Persuasive cartography. Polemic cartography.
Rare political broadside map, setting forth the Democratic Party platform of 1884 and illustrating "Land Grants to Railroads and Wagon Roads."
The map was published by the Democratic Party during the 1884 presidential race between Grover Cleveland and James Blaine. The map shows vast swaths of territory from the public domain, which had been granted by Republican Congresses to railroad companies. Blaine's susceptibility to influence on the part of businesses became a major part of the Democratic campaign against him, and the Democrats leveled the same accusations against the Republican Party as a whole.
The map was in fact very misleading, as only a checkboard pattern of land was granted to the railroads and the lands shown included both the actual grants and the so-called indemnity lands, which would have been available in the event that lands granted were previously claimed by other owners, serving to nearly quadruple the amount of land represented by the map.
How the public domain has been squandered, map showing the 139,403,026 acres of the people's land - equal to 871,268 farms of 160 acres each, worth at $2 an acre, $278,806,052, given by Republican Congresses to railroad corporations.
Full Transcription of text below map:
We believe that the public lands ought, as far as possible, to be kept as homesteads for actual settlers; that all unearned lands heretofore improvidently granted to railroad corporations by the action of the Republican party should be restored to the public domain; and that no more grants of land shall be made to corporations, or be allowed to fall into the ownership of alien absentees. Democratic platform, 1884.
Rand McNally & Co. is a large American map and navigation company best known for its annual atlases. The company got its start in 1856, when William Rand opened a print shop in Chicago. He was joined in 1858 by a new employee, Andrew McNally. Together, the men established their namesake company in 1868. Originally, the company was intended to print the tickets and timetables for the trains running to and through Chicago; their first railway guide was published in 1869.

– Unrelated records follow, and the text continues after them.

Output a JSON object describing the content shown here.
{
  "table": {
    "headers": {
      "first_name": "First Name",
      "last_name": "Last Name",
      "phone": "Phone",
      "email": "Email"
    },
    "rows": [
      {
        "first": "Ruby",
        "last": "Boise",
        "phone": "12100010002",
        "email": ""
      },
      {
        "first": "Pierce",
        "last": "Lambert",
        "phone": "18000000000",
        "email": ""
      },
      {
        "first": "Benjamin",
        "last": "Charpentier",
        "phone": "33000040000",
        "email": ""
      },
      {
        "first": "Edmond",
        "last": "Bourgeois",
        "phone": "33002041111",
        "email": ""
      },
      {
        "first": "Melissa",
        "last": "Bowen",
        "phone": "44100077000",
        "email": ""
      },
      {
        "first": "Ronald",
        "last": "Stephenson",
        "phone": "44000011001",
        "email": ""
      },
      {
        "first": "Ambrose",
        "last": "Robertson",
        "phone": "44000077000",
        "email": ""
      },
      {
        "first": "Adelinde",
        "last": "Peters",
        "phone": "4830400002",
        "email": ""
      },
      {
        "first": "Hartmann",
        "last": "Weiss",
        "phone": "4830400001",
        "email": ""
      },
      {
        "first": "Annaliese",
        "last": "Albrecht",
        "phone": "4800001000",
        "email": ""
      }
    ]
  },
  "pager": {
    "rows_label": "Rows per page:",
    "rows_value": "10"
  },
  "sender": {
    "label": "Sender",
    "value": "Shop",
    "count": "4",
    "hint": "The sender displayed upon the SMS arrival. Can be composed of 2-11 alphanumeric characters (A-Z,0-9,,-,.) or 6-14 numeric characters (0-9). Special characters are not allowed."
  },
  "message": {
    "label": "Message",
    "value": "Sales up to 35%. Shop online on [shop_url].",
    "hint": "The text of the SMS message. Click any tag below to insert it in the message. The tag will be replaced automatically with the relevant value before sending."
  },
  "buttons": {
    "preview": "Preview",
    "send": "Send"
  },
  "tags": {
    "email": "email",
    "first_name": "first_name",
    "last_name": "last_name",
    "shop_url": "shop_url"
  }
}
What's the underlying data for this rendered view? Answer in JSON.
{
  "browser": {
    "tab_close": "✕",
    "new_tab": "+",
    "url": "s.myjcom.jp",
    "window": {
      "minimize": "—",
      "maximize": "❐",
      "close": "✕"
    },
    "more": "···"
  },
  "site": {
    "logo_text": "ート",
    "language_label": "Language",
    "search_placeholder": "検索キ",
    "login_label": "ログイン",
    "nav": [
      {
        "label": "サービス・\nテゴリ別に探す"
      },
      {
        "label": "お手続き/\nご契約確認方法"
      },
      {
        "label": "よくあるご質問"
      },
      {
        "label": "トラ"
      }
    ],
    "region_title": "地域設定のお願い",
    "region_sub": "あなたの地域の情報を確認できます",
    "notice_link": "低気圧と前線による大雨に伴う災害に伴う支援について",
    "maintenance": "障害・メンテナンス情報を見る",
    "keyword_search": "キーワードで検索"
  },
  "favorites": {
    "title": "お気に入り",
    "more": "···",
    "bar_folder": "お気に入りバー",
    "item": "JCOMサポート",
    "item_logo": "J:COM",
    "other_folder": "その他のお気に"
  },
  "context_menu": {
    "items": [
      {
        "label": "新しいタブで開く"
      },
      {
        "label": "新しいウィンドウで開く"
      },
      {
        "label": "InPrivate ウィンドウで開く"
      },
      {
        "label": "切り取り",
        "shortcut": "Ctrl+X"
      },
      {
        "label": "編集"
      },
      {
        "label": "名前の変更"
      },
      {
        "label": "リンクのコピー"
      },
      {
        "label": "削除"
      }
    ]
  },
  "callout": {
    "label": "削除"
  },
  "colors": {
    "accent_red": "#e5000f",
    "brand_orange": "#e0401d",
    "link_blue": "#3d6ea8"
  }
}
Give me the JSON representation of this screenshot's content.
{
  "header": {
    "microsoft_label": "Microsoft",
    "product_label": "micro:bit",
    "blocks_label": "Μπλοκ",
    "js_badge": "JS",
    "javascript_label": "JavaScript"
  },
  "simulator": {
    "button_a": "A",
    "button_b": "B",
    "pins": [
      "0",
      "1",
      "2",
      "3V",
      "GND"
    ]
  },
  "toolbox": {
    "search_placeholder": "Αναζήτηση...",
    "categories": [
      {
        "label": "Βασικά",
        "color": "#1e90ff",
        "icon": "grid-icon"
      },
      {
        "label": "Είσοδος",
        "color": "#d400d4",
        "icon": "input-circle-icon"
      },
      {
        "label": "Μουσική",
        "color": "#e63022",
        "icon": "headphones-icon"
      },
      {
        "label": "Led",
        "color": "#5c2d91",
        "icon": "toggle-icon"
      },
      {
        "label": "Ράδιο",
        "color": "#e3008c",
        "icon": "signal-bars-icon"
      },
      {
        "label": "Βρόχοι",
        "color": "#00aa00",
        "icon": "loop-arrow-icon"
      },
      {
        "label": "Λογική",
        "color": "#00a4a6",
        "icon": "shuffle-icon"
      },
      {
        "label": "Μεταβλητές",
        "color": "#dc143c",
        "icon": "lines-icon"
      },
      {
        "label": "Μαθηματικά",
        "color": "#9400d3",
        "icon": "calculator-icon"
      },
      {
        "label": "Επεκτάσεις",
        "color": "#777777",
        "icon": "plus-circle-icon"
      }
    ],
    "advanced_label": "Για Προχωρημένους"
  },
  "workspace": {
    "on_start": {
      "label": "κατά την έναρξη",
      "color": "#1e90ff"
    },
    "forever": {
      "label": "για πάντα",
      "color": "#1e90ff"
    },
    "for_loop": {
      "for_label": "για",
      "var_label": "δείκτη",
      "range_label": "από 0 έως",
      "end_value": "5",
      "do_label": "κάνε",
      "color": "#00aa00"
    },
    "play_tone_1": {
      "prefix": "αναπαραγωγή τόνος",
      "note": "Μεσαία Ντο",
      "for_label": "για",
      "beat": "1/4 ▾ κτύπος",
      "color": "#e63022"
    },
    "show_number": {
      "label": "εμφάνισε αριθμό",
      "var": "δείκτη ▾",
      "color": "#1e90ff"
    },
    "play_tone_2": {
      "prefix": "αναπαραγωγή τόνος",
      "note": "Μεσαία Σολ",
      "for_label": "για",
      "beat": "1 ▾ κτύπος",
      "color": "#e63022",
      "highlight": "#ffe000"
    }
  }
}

By 1870, they had shifted from just printing to publishing directories, travel guides, and newspapers. Their first map appeared in 1872 in a railway guide. The map was produced using a new wax engraving method, a cheaper process that gave the company an edge.
By 1880 Rand McNally had entered the education market with globes, wall maps, and geography texts for students. In 1923, Rand McNally published the first Goode’s World Atlas, named after its editor, Dr. J. Paul Goode. For generations afterward, this would be the standard classroom atlas.
In 1899, William Rand left the company, but McNally and his family remained, controlling the company for over a century. In 1904, they published their first road map intended for automobiles and by 1907 were publishing Photo-Auto Guides, which combined photography and mapping to help drivers. In 1924, they produced the Auto Chum, a precursor to their famous road atlases. Rand McNally would remain the leader in road maps and atlases throughout the twentieth century.
In 1937, Rand McNally opened its first store in New York City. Ever on the frontier of technology, Rand McNally pioneered the scribing process for printing tickets in 1958 and printed their first full-color road atlas in 1960. Arthur Robinson developed his now-famous projection of Rand McNally in 1969. By the 1980s, the company was exploring digital reproduction and digital databases of maps for truckers. In the 1990s, they lead the charge to develop trip-planning software and websites. Today, most of its products are available online or in a digital format, including maps for tablets and phones.